Simplesmente 359 anos. Esse foi o tempo que um canhão de bronze passou submerso no Rio Tâmisa, na Inglaterra, até ser encontrado por Steve Ellis, um mergulhador da Historic England que há 14 anos mergulha na região conhecida como um estuário — onde as águas do icônico rio se encontram com as do Mar do Norte.

Foi por lá também que, em 1665, o navio de guerra London, do século 17, foi destruído em consequência de uma explosão de pólvora, virando o naufrágio que agora revelou o achado de mais de 300 anos, encontrado bem conservado envolto em argila e lodo.

Foto: Historic England/Steven Ellis / Divulgação

Debaixo d’água estava não só um pedaço da embarcação, mas também da história. O London foi construído no estaleiro Chatham Historic, em Kent, no sudeste da Inglaterra, entre 1654 e 1656, período de grande agitação política após a Guerra Civil Inglesa (1642-1648) e a Primeira Guerra Anglo-Holandesa (1652-1654).

 

A embarcação fez parte de um comboio enviado em 1660 para resgatar Carlos II (ex-rei da Espanha) da Holanda e restaurá-lo ao trono, na época da Restauração Inglesa.

Foto: Historic England/Steven Ellis / Divulgação

O canhão de bronze em questão teria composto um conjunto feito especialmente para o London, colocado no convés de armas inferior do navio. A embarcação era uma das quatro da marinha inglesa a ter um conjunto completo de 76 canhões.

 

Desse total, o achado pode ajudar pesquisadores a entenderem melhor os tipos de canhões a bordo do London, uma vez que, conforme explicou Duncan Wilson, presidente-executivo da Historic England, “eles não eram todos iguais, pois alguns foram capturados de navios inimigos.”

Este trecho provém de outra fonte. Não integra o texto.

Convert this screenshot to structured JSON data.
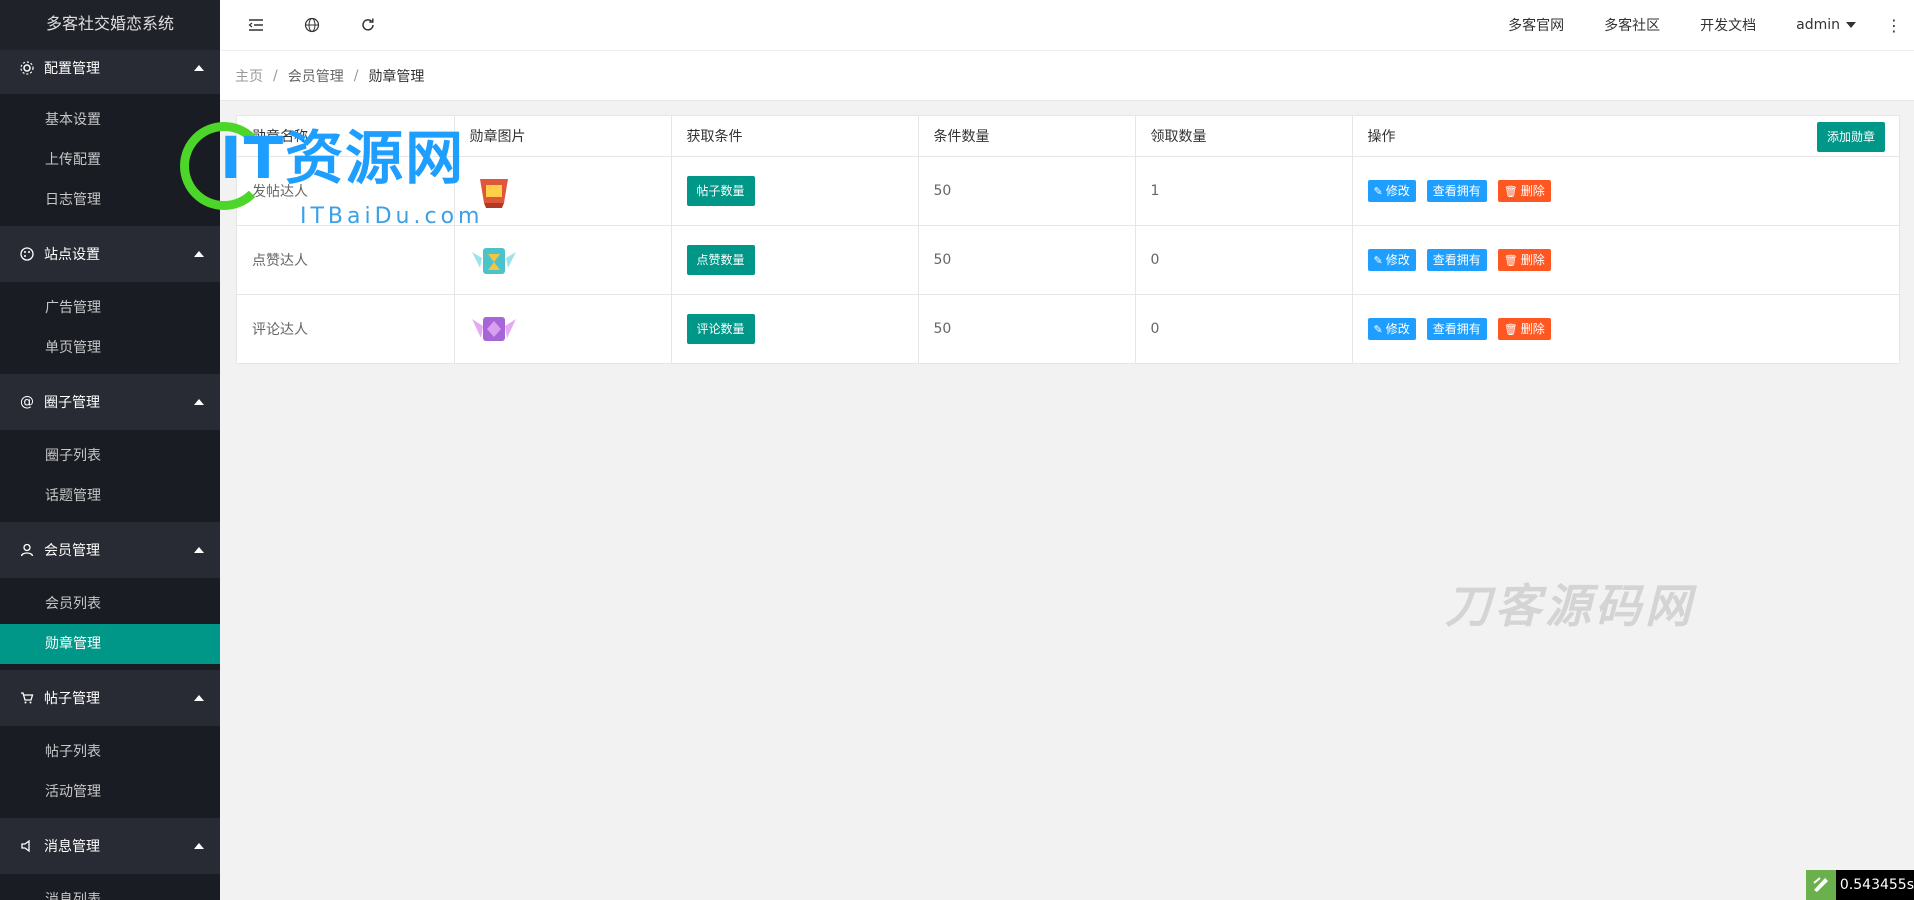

Acredita-se, inclusive, que o canhão de bronze encontrado no Tâmisa seja um semi-canhão de tamanho médio da Commonwealth, com 2,4 metros por 15 centímetros. O equipamento teria sido fundido por George Browne, por volta de 1656.

Nossos mergulhadores licenciados desempenham um papel importante na investigação e monitoramento de nossos naufrágios protegidos no mar, garantindo que eles estejam lá para as gerações futuras aprenderem e aproveitarem– destacou Duncan 

O canhão de bronze agora está sendo incluído no programa de marcação forense da Historic England, que visa impedir que outras pessoas acessem tesouros arqueológicos como esse.